AK said:
My personal view is that we should evaluate these sort of monuments based on why/how we remember that individual and the historical context of the monument ... Cornwallis's story is not clear-cut and maybe the best place for him is in a museum with all the facts laid out, the good beside the ugly.
My :2c:
That's a very good, insightful post and I agree with it ...
The problem is that many and sundry
progressives do not. They are not interested in having "all the facts laid out," in fact they want none of the facts at all because they have a
legend based narrative which, they hope, they can repeat over and over and over again until we all come to accept it as true.
Museums and scholars are the bitter enemies of the
progressives because all those pesky facts get in the way of the new "revealed truth."
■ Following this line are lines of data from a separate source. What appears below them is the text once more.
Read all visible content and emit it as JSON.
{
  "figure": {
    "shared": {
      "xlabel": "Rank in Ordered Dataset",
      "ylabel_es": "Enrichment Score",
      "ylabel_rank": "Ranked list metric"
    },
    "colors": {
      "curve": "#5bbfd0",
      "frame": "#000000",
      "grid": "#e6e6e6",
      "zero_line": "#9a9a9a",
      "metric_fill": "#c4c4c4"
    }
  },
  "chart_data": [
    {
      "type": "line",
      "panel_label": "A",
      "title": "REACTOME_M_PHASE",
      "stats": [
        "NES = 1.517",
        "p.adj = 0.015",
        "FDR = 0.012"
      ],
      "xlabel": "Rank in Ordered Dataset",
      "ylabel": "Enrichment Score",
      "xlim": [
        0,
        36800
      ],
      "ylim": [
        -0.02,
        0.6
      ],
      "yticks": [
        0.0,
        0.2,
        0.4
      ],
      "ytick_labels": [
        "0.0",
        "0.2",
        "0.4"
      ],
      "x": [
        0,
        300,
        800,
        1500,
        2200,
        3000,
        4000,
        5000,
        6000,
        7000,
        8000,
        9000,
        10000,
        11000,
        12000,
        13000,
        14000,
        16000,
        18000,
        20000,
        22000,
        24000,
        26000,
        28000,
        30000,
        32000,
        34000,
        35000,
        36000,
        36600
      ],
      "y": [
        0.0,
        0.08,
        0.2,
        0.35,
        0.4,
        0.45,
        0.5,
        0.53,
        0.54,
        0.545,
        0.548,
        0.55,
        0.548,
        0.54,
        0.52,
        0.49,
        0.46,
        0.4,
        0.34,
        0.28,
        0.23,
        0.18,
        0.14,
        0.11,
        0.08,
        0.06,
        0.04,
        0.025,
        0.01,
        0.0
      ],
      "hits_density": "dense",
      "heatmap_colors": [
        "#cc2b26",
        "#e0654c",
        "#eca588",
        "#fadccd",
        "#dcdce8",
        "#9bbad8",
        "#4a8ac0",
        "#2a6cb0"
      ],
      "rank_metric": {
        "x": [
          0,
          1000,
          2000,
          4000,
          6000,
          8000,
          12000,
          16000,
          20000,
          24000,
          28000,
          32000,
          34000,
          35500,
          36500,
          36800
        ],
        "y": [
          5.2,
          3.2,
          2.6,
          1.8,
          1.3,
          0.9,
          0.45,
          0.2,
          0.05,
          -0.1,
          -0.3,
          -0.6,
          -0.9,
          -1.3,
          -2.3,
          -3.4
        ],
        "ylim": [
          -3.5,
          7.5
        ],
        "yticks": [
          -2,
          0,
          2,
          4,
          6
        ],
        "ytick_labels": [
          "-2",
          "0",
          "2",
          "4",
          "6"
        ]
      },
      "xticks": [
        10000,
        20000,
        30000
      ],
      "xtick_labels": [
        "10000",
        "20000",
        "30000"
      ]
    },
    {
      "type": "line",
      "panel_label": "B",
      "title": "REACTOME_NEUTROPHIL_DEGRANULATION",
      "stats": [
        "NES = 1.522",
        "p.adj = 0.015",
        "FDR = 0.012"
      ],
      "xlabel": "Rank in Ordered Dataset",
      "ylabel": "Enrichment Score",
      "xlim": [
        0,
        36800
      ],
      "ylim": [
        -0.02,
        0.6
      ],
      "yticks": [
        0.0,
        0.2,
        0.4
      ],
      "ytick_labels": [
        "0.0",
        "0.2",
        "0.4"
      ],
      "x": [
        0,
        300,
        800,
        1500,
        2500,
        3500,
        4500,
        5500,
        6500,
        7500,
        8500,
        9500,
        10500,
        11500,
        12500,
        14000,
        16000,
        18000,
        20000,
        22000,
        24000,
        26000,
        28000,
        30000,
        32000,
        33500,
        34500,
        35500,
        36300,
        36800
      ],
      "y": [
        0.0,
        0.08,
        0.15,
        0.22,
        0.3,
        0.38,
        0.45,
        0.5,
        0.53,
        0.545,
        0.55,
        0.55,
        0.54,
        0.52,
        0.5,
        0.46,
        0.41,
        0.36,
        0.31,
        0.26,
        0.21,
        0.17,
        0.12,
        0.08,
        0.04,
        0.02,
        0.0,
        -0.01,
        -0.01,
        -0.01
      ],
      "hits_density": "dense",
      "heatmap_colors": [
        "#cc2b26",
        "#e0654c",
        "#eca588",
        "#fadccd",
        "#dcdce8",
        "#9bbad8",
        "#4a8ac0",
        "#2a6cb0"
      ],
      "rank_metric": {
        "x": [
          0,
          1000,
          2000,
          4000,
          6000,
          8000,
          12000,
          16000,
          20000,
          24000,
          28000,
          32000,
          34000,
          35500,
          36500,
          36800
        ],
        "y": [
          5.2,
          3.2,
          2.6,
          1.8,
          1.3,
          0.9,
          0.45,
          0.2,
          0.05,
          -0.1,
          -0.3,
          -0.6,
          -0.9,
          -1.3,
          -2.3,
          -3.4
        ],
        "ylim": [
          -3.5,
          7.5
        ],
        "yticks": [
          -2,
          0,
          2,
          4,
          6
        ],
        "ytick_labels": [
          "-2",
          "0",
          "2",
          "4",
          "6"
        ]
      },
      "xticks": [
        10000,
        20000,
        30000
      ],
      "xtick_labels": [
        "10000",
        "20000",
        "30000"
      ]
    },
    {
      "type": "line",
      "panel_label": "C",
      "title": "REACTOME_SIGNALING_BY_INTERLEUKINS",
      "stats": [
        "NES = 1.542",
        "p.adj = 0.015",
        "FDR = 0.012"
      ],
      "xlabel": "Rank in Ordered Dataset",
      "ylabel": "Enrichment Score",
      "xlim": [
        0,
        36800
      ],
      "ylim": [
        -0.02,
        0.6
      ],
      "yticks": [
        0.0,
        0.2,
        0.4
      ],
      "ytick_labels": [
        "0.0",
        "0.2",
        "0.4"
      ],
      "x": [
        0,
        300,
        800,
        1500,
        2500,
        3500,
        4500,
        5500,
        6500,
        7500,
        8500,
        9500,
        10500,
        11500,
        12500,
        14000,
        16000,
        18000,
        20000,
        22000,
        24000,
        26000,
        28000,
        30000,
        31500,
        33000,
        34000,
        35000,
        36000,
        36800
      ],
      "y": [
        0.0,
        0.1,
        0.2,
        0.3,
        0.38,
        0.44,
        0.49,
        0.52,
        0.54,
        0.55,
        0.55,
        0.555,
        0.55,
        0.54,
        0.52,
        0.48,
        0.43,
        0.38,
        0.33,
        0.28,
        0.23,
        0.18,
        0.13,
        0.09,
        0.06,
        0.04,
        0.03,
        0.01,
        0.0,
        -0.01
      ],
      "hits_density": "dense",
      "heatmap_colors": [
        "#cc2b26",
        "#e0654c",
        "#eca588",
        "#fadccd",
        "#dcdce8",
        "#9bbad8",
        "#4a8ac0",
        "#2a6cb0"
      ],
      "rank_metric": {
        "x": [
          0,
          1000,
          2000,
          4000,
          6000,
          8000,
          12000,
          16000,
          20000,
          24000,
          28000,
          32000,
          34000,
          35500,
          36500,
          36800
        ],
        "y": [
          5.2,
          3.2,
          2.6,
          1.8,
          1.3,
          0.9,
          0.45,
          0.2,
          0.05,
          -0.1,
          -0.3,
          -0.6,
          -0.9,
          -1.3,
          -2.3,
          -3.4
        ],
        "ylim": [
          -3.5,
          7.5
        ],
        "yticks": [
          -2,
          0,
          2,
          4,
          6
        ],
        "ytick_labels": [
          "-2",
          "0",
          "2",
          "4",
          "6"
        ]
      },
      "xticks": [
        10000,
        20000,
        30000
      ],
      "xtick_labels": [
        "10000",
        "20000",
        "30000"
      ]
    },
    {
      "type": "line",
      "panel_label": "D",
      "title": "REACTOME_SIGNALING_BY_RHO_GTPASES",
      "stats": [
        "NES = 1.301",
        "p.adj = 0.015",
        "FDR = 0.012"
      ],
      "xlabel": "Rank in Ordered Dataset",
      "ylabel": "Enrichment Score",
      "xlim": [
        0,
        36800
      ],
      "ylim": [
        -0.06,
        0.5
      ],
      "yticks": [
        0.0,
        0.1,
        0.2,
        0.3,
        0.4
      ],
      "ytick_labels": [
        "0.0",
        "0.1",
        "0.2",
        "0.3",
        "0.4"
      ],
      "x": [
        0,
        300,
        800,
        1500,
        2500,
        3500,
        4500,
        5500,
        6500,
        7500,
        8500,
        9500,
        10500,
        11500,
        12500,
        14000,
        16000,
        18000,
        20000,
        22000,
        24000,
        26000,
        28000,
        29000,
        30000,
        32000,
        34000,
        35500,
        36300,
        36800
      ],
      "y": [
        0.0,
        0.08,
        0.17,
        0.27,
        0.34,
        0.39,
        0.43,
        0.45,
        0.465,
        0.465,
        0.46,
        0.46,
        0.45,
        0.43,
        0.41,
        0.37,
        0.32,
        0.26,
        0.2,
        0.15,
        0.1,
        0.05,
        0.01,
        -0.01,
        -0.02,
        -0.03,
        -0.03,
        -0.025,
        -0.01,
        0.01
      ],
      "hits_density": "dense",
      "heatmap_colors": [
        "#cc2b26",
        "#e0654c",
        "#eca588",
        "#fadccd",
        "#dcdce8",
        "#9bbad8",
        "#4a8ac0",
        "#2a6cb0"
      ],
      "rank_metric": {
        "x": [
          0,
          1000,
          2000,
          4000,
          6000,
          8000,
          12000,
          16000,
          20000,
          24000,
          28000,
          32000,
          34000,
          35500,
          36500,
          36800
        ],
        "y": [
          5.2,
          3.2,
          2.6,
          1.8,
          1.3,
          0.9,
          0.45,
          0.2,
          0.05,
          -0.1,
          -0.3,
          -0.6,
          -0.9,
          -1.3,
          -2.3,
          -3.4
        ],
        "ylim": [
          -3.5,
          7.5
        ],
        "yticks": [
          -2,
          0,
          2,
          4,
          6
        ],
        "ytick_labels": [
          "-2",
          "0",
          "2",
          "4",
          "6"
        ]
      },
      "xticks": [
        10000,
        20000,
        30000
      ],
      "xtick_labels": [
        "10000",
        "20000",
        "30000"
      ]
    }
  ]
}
We have law-courts that have, in good faith, bent over backwards to accept some legends as historically
near enough to being factual in order to provide some sort of framework for providing redress for things that happened centuries in the past. That's not enough: we are required, now, to accept that whatever certain groups say is gospel truth, even when it is, demonstrably, historical rubbish. But the
progressive narrative, for now, posits that everyone (except those brought here as slaves) whose ancestors were not settled here, in Canada, before 1608 (as aboriginal people, in other words) shares, somehow, in being guilty of a monstrous crime against humanity. No other view can be tolerated.
Does that mean that all First Nations' claims that are based on their own oral history are invalid? Of course not. We must accept three things:
First, some French and Brits and Canadians did quite dreadful things to our First Nations and some redress is owed for legitimate grievances;
Second, some oral history is, almost certainly, grounded in historical fact; and
Third, 250 years ago First Nations and Europeans were, still, talking
at one another, talking
past one another not talking
with one another.
First Nations have a right to believe that they have been lied to, cheated and robbed ~ deprived for centuries of what was promised to them. What,
in my opinion, they do not have a right to do is to revise history without some reference to the actual facts.